Para Refletirmos ...
ESCREVER É TRISTE
Escrever é triste. Impede a
conjugação de tantos outros verbos. Os dedos sobre o teclado, as letras se
reunindo com maior ou menor velocidade, mas com igual indiferença pelo que vão
dizendo, enquanto lá fora a vida estoura não só em bombas como também em dádivas
de toda natureza, inclusive a simples claridade da hora, vedada a você, que
está de olho na maquininha. O mundo deixa de ser realidade quente para se
reduzir a marginalia, purê de palavras, reflexos no espelho (infiel) do
dicionário. O que você perde em viver, escrevinhando sobre a vida. Não apenas o
sol, mas tudo que ele ilumina. Tudo que se faz em você, porque com você não é possível
contar. Você esperando que os outros vivam, para depois comentá-los com a maior
cara-de-pau (“com isenção de largo espectro”, como diria a bula, se seus
escritos fossem produtos medicinais). Selecionando os retalhos de vida dos
outros, para objeto de sua divagação descompromissada. Sereno. Superior. Divino.
Sim, como se fosse deus, rei proprietário do universo, que escolhe para o seu
jantar de noticias um terremoto, uma revolução, um adultério grego – as vezes
nem isso, porque no painel imenso você escolhe só um besouro em campanha para
verrumar a madeira. Sim, senhor, que importância a sua: sentado ai, camisa
aberta, sandálias, ar condicionado, cafezinho, dando sua opinião sobre a
angustia, a revolta, o ridículo, a maluquice dos homens. Esquecido de que é um
deles. Ah, você participa com palavras? Sua escrita – por hipótese – transforma
a cara das coisas, há capítulos da História devidos à sua maneira de ajuntar
substantivos, adjetivos, verbos? Mas foram os outros crédulos, sugestionáveis,
que fizeram o acontecimento. Isso de escrever <<O Capital>> é uma coisa, derrubar as estruturas, na raça,
é outra. E nem sequer você escreveu <<O Capital>>. Não é todos
os dias que se mete uma idéia na cabeça do próximo, por via gramatical. E a
regra situa no mesmo saco escrever e abster-se. Vazio, antes e depois da
operação.
Claro, você aprovou as valentes
ações dos outros, sem se dar ao incomodo de praticá-las. Desaprovou as ações
nefandas, e dispensou-se de corrigir-lhes os efeitos assim é fácil manter a consciência
limpa. Eu queria ver sua consciência faiscando de limpeza é na ação, que
costuma sujar os dedos e mais alguma coisa. Ao passo que, em sua protegida
pessoa, eles apenas se tisnam quando é hora de mudar a fita no carretel.

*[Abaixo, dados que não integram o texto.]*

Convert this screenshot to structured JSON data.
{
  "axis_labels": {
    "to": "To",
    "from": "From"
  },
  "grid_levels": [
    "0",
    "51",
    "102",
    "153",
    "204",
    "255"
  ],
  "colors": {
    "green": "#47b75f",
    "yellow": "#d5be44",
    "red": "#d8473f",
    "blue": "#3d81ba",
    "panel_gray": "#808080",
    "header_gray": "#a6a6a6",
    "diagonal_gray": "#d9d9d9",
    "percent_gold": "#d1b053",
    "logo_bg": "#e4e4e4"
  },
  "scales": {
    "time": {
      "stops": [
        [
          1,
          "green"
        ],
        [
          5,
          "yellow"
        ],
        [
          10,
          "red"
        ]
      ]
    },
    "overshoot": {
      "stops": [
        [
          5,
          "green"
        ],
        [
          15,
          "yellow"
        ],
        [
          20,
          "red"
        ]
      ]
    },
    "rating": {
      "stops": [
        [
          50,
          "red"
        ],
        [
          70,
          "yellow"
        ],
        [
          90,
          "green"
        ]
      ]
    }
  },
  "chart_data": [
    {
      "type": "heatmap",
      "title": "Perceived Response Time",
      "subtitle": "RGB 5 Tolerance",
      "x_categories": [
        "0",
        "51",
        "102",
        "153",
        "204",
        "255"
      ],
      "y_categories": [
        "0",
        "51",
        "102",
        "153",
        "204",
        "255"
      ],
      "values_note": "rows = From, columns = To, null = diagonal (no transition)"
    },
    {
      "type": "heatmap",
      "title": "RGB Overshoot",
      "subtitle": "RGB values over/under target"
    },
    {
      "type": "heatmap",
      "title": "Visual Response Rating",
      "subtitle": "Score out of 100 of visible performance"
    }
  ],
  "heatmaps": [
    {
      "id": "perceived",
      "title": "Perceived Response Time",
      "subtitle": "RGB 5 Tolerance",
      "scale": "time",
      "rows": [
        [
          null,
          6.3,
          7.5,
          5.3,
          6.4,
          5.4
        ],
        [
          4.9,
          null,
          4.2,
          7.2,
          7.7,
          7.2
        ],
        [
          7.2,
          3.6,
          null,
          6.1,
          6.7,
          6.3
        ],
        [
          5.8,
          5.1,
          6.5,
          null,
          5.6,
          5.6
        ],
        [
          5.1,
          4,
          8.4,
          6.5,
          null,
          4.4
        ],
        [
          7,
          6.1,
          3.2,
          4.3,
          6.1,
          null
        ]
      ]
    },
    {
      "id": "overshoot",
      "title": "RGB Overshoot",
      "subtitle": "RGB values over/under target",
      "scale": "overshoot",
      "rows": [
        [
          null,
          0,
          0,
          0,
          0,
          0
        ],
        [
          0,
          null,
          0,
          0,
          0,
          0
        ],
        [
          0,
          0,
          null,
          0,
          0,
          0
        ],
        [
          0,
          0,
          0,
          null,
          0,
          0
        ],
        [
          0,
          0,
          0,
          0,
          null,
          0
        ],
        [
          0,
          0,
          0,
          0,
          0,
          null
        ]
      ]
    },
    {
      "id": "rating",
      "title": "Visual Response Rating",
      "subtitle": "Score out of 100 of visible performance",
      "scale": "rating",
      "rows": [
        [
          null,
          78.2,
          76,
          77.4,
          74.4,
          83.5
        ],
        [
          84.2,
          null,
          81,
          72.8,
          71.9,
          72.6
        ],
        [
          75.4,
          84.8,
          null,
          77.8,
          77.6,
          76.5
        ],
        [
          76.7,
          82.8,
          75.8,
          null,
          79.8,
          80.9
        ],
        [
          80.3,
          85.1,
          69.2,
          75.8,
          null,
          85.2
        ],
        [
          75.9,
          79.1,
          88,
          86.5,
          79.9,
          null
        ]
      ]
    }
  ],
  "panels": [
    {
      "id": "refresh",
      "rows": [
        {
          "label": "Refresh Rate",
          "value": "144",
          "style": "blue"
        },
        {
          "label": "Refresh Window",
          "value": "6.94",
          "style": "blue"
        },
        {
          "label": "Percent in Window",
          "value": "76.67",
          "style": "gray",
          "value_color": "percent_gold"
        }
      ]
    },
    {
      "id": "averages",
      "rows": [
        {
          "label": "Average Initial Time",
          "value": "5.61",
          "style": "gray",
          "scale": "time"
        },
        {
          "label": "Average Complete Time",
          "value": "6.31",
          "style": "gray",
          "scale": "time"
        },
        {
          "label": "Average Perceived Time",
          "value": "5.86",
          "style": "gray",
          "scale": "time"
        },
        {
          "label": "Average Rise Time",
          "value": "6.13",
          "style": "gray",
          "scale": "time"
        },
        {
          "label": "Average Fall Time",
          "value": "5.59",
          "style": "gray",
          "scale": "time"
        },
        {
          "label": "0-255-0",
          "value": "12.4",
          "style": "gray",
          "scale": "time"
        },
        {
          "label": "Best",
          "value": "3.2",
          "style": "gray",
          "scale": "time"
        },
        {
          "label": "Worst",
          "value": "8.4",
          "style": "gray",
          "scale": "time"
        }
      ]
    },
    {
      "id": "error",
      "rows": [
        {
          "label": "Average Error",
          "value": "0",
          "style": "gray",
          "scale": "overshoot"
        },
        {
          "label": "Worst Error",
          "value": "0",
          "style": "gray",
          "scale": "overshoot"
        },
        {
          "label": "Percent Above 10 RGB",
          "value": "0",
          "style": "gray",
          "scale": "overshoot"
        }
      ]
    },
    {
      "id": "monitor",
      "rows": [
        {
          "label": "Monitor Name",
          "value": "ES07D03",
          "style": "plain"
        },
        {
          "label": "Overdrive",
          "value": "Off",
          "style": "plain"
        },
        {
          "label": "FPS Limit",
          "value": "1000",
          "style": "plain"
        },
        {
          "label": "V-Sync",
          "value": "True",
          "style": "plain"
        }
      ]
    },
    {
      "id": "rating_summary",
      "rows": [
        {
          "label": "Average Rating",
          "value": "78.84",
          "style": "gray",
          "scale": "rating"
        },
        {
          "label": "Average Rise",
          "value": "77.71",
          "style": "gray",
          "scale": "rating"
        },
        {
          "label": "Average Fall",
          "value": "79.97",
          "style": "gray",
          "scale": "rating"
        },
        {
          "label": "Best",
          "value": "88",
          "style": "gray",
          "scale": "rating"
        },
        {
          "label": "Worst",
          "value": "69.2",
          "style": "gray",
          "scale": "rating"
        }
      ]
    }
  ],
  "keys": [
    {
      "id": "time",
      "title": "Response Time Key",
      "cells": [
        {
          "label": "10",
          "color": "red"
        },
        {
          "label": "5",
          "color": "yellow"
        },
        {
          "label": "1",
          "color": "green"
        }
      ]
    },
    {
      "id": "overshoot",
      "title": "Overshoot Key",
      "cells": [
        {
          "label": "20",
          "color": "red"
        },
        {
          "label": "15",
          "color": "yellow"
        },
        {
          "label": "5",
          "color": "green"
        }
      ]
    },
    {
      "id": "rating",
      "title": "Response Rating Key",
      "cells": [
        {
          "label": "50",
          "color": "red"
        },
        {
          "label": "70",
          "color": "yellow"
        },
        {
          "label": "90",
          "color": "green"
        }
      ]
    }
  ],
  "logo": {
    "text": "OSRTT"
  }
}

E então vem o tédio. De Senhor
dos Assuntos, passar a espectador enfastiado do espetáculo. Tantos fatos
simultâneos e entrechocantes, o absurdo promovido a regra de jogo, excesso de
vibração, dificuldade em abranger a cena com o simples pai de olhos e uma
fatigada atenção. Tudo se repete na linha do imprevisto, pois ao imprevisto
sucede outro, num mecanismo de monotonia...explosiva. Na hora ingrata de
escrever, como optar entre as variedades de insólito? E quer dizer, que não
seja invalidado pelo acontecimento de logo mais, ou de agora mesmo? Que sentir
ou ruminar, se não nos concedem tempo para isto entre dois acontecimentos que
desabam como meteoritos sobre a mesa? Nem sequer você pode lamentar-se pela
incomodidade profissional. Não é redator de boletim político, não é
comentarista internacional, colunista especializado, não precisa esgotar os
temas, ver mais longe do que o comum, manter-se afiado como a boa peixeira
pernambucana. Você é o marginal ameno, sem responsabilidade na instrução ou
orientação do público, não há razão para aborrecer-se com os fatos e a leve
obrigação de confeitá-los ou temperá-los à sua maneira. Que é isso, rapaz. Entretanto,
aí está você, cosmurro e indisposto para a tarefa de encher o papel de
sinaizinhos pretos. Concluiu que não há assunto, quer dizer: que não há para
você, porque ao assunto deve corresponder certo numero de sinaizinhos, e você não
sabe ir, além disso, não corta de verdade a barriga da vida, não revolve os
intestinos da vida, fica em sua cadeira, assuntanto, assuntando...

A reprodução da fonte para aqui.